Ocado plans to pack up fragile fruit and vegetables with robotic 'soft hands'

Ocado wants to pick and pack every one of its 55,000 items that customers can order and has worked with the Horizon 2020-funded SOMA project to develop robotic 'soft hands' that can handle fragile objects

Robots could soon be packing up fruit and vegetable orders at Ocado after the UK online supermarket helped develop 'soft hands' that can adapt to the shape of fragile objects to handle them without the risk of damage.

The technology is the result of four years of research conducted by the Horizon 2020-funded SOMA (Soft Manipulation) consortium of researchers, academics, and scientists. Ocado provided the team with a use case for testing their robotic manipulation capabilities, which the supermarket believed could end up on its production lines.

Ocado aims to eventually pick up and pack all of the 55,000 products on its shelves. It will soon launch a system that uses a suction cup to handle more durable objects, but the system will struggle to handle more sensitive and unpredictable items.

"When it comes to classes of objects like fruit and vegetables, we could see that we were going to struggle to find anything that was an off-the-shelf solution, the reason being that with these kinds of items they're never the same shape twice," Dr Graham Deacon, Robotics Research Team Leader at Ocado Technology, tells Computerworld UK.

"You can't, for instance, get a CAD [computer-aided design] model of a bunch of bananas. They're easily damaged. The compliant nature of the hands in the SOMA project meant that we were less likely to impart any damage on the object. And the compliance means that the hands would shape themselves to the object so we didn't need to have accurate geometric models of the objects, the hands would just adapt themselves to whatever shape the objects were."

Environmental adaptation

Robotic arms typically grasp objects with rigid hands and navigate the surrounding environment as an obstacle.

The SOMA consortium took a different approach. Instead of avoiding an object's surroundings, the researchers used the principle of "environmental constraint exploitation" to create an orchestrated interaction between the robot, the object, and the environment, a method inspired by the way humans use their hands.

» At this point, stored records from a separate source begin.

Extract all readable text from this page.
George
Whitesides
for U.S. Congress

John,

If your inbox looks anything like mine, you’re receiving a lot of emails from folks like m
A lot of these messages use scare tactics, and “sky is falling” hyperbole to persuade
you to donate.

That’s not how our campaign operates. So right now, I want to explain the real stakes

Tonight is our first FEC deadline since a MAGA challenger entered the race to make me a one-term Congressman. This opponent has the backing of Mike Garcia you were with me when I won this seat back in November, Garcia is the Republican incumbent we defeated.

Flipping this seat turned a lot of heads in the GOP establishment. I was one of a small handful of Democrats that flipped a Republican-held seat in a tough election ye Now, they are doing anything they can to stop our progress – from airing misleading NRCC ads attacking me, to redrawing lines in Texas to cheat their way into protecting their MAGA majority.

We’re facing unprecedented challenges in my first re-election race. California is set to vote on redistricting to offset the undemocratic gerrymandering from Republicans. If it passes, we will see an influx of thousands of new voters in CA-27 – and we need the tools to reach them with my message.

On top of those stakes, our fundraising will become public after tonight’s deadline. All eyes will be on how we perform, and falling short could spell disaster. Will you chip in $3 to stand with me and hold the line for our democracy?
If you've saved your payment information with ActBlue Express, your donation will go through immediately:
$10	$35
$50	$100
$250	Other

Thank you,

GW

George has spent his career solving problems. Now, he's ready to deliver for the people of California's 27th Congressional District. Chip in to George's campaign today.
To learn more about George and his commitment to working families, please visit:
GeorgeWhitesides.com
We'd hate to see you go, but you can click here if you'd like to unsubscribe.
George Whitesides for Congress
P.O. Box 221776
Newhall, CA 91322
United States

Deacon illustrates the difference with the example of picking up a credit card from a table. Robotic arms would typically use a navigation system known as dead reckoning, which would rely on sensors to estimate the position of the card. If their estimates are fractionally off, they will miss the card or scratch the table. A human hand has no need for such precision as it can simply slide the card to the table's edge, place a finger underneath and pick it up.  

SOMA applied the same strategy to its robotic arms, through a planning system that uses a 3D camera to identify opportunities for environmental manipulation in an individual setting. The pneumatic hand might then choose to drag an object to the surface edge, grab it with a simple top-down grasp, or pin it to a wall to help pick it up, depending on which action has the best chance of success. The fingers will then sequentially close around the object until it obstructs their motion, adapting to the shape that they need to pick up.

"Traditionally, robots move through free space and want to avoid everything apart from the object they're trying to pick up," says Deacon. "They'll pick it up, transport it, and place it without touching anything else in the environment. The SOMA philosophy was about the fact that you can actually use the environment to your advantage and exploit it to improve the robustness of manipulation strategies."

From research to production

Ocado joined SOMA after Deacon was told about the project by an old acquaintance from the Istituto Italiano di Tecnologia (IIT), a scientific research centre based in Genoa, Italy, who thought the Ocado use case would provide a useful test of the technology. Ocado soon agreed to join the consortium, whose other members included the Technical University of Berlin, the University of Pisa, the German Aerospace Centre, and the Institute of Science and Technology Austria.

SOMA appealed to Ocado due to its concept for the hands, the collection of leading robotic researchers who would develop them, and the support of EU funding.

"It really de-risked the whole thing for us," says Deacon. "It was difficult to see how we were going to lose out on the situation, and it helped us do a lot. It accelerated our ability to do a lot more exploration. We've learned a lot along the way and we're going to use that going forward in our production work."

SOMA is one of a number of robotics projects in development at Ocado. Others include the aforementioned suction system, an automated warehouse where over 1,000 robots swarm across a grid the size of several football pitches, and the SecondHands project, another Horizon 2020-funded programme, which aims to create a humanoid on omnidirectional wheels that can assist maintenance technicians.

Ocado aims to add SOMA to its production lines in three to five years but will first explore whether it could benefit from further capabilities.

"We're looking at extending this to being beyond just the hands, but also maybe the arms as well," says Deacon. "We want the whole system to be able to respond to what it experiences when it's in contact with the environment."